The French Quarter pulsed with music and neon haze as Jasper Duval slipped through the crowd, his camera slung across his shoulder, his boots echoing against the old cobbled alleys. He was a photojournalist by trade, a documenter of chaos and culture. But tonight, something felt…off.
He wasn't the spiritual type. Raised in a crumbling townhouse by a stern Creole grandmother who burned sage for "bad spirits" and whispered in her sleep, Jasper had long filed his heritage under "charming superstition." He'd left all that behind the moment he moved into his own space near Bourbon Street—small, loud, and very modern.
But lately, shadows clung a bit too long to corners. Candles flared for no reason. And three nights ago, he found a symbol carved into his front door. A perfect spiral within a triangle, surrounded by seven dots.
He'd dismissed it as a prank—until this morning, when a stranger appeared.
She stood waiting by the gates of Lafayette Cemetery No. 1, dressed like a storm: dark coat, hood drawn, eyes pale as glass.
"You're being followed," she said as he passed.
Jasper paused, half-smiling. "Are you a ghost? Or just another French Quarter tourist with flair?"
"I'm neither. You're Jasper Duval. You have his blood."
"Okay…you've done some weird Google search—"
She stepped closer. "You're the sixth-generation descendant of Caleb Duval, a wizard who nearly died sealing the gate that your blood still protects. You're part of the Vel'aryn."
That name hit him like thunder. "Vel what?"
"The Vel'aryn. The Circle of Seven. You are one of them."
He laughed, shaking his head. "Lady, I don't know who paid you to mess with me, but—"
A gust of wind surged from behind, slamming the cemetery gates shut with a metallic roar. The lamps flickered violently.
"You've felt it," she said softly. "The lights. The fire. The tremors in your bones."
He stared at her, suddenly uneasy.
"Your blood remembers," she continued. "Whether you accept it or not, your body is reacting. The seal weakens. We're gathering the seven."
Jasper exhaled, trying to stay grounded. "Even if this is real—what do you want from me?"
"To learn. To prepare. To survive." She handed him a tattered page from a journal, yellowed with age. The same symbol was drawn there—the spiral triangle with seven dots. Around it, a Latin phrase:
"Ut regnum daemonum claudatur, vita septem sacranda est."
He stared. "What's that mean?"
"To seal the demon realm, the life of seven must be sacrificed."
He looked up. "Sacrificed? That wasn't the plan."
"No," she nodded. "Once, they tried binding it with bloodline magic—passing it on through generations. But the spell was fractured by reluctance. Caleb… your ancestor… couldn't bear to leave his son alone. So they chose the weaker spell. A delay."
Jasper's voice dropped. "So I'm supposed to die?"
"Not if we can find another way. That's why we're gathering. The gate is stirring. Dark forces sense it. And they'll hunt us to unravel it."
Just then, a flicker of movement beyond the iron gates made Jasper whirl. Something crouched among the tombs—low, humanoid, with eyes that burned like coal. A deep growl emerged, followed by the wet scrape of claws against stone.
"Run!" the woman shouted, grabbing his wrist.
They tore through the Quarter, breathless. Jasper could feel something behind them—moving impossibly fast, keeping just out of view. When they reached his apartment, he turned to lock the door, only to see the creature perched on the fire escape above, dripping shadows from its limbs.

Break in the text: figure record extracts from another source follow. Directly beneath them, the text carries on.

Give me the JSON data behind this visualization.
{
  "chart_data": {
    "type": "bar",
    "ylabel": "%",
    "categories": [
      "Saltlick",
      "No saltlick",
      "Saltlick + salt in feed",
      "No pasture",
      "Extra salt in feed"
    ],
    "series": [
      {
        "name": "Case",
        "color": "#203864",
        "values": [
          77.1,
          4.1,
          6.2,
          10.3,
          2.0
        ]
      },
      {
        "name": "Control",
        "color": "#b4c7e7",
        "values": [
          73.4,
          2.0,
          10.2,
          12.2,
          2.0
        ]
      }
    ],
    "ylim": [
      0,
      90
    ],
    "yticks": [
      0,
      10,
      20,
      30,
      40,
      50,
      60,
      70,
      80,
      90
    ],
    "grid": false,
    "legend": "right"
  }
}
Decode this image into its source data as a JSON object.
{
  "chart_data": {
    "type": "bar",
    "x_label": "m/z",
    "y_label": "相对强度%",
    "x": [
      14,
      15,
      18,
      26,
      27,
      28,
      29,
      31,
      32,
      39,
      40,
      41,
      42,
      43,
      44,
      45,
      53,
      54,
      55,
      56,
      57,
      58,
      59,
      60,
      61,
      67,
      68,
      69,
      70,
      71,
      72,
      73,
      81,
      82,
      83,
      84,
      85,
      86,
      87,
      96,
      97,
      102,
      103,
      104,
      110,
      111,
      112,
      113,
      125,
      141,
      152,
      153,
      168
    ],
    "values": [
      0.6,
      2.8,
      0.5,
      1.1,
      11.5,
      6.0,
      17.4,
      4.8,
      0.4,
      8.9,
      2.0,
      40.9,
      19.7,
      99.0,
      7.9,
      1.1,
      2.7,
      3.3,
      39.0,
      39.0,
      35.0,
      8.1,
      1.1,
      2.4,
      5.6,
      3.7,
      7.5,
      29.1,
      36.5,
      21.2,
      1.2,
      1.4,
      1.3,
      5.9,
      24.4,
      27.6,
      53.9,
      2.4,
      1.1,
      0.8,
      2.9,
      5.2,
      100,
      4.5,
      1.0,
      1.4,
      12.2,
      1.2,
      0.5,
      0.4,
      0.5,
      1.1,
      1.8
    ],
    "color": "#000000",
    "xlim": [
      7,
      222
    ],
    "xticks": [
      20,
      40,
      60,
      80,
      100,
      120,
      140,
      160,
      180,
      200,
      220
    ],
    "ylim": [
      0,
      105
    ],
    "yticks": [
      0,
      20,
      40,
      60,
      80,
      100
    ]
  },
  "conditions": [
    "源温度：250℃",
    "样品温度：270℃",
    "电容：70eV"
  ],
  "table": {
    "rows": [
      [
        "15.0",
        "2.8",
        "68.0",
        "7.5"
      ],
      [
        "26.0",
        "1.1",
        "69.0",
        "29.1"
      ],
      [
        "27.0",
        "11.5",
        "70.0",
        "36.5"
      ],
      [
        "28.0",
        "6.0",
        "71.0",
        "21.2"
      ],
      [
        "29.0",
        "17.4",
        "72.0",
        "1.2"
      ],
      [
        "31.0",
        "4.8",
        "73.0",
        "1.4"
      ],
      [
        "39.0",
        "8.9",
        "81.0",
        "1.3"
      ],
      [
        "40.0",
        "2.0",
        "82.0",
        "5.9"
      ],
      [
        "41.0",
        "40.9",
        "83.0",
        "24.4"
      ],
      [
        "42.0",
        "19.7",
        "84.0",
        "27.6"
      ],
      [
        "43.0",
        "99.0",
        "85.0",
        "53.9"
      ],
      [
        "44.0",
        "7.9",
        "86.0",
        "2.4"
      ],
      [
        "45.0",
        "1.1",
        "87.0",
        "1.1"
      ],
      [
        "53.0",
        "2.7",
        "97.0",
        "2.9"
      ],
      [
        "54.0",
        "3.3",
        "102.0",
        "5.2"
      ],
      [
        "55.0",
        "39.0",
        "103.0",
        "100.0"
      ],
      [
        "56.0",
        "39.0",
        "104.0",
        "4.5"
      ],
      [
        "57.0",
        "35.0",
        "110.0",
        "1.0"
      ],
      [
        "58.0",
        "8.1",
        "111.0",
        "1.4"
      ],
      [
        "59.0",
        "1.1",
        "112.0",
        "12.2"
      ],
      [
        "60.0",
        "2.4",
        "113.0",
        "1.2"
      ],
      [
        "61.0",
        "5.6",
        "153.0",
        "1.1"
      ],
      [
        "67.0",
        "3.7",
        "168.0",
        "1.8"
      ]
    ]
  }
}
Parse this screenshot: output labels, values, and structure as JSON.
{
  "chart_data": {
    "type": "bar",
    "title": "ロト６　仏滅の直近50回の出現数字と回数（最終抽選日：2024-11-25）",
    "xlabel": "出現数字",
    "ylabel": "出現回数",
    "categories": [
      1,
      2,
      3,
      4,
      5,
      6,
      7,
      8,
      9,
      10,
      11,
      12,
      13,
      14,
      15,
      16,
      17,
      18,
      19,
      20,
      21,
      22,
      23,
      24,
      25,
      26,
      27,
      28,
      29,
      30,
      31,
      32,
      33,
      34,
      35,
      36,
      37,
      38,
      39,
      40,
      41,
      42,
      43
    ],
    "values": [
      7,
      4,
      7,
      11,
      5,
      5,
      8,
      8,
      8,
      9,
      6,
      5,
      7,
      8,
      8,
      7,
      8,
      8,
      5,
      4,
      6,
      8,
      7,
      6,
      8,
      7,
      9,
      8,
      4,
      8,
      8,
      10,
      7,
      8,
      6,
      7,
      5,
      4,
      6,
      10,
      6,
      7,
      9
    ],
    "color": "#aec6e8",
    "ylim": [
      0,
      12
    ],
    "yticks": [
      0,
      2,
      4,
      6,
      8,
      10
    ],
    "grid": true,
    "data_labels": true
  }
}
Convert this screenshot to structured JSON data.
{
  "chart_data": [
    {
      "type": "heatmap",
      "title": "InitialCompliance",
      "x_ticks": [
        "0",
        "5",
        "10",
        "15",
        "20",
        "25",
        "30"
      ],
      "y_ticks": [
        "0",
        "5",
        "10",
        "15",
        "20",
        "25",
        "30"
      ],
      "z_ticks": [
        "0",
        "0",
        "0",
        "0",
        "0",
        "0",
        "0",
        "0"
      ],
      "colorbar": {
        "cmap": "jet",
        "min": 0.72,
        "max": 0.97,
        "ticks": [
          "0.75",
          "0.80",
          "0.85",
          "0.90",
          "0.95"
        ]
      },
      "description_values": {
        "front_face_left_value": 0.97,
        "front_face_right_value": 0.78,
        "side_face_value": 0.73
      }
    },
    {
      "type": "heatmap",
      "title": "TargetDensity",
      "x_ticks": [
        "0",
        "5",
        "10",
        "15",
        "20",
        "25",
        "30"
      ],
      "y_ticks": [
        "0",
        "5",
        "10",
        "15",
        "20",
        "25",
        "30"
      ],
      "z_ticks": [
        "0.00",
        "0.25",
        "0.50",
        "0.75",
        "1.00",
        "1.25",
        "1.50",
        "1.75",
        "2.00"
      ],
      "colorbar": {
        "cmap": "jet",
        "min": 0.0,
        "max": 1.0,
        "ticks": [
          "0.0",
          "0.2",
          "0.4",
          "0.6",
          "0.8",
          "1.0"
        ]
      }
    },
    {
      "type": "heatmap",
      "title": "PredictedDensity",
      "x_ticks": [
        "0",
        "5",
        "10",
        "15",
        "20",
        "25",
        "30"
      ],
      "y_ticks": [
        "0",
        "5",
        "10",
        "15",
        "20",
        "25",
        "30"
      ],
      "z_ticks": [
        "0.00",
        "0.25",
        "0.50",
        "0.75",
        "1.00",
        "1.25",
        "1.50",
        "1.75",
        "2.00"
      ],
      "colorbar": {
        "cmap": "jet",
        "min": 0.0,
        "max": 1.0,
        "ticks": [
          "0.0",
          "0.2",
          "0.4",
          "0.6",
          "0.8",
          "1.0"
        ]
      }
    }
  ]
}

The woman raised her hand, chanting:
"Exspirate, creatura noctis. Vinculis sanguinis claudaris!"
(Begone, creature of night. Be bound by blood's chains.)
A sudden flash of violet energy erupted from her palm, wrapping around the beast like bands of molten light. It screeched, then vanished in a spiral of smoke.
Jasper stared at her, breath heaving. "What the hell was that?"
"One of the Desicrants. Worshippers of the gate. They're coming for us."
He slumped against the wall. "So this is real. The blood. The seal. The demons."
"Yes," she nodded, eyes gentler now. "And we need you, Jasper Duval. Your power is dormant, but it's there. And we don't have time."
He looked down at the symbol again, now somehow etched faintly into the skin of his left wrist.
A part of him screamed to run. But another—older, deeper—whispered to stay.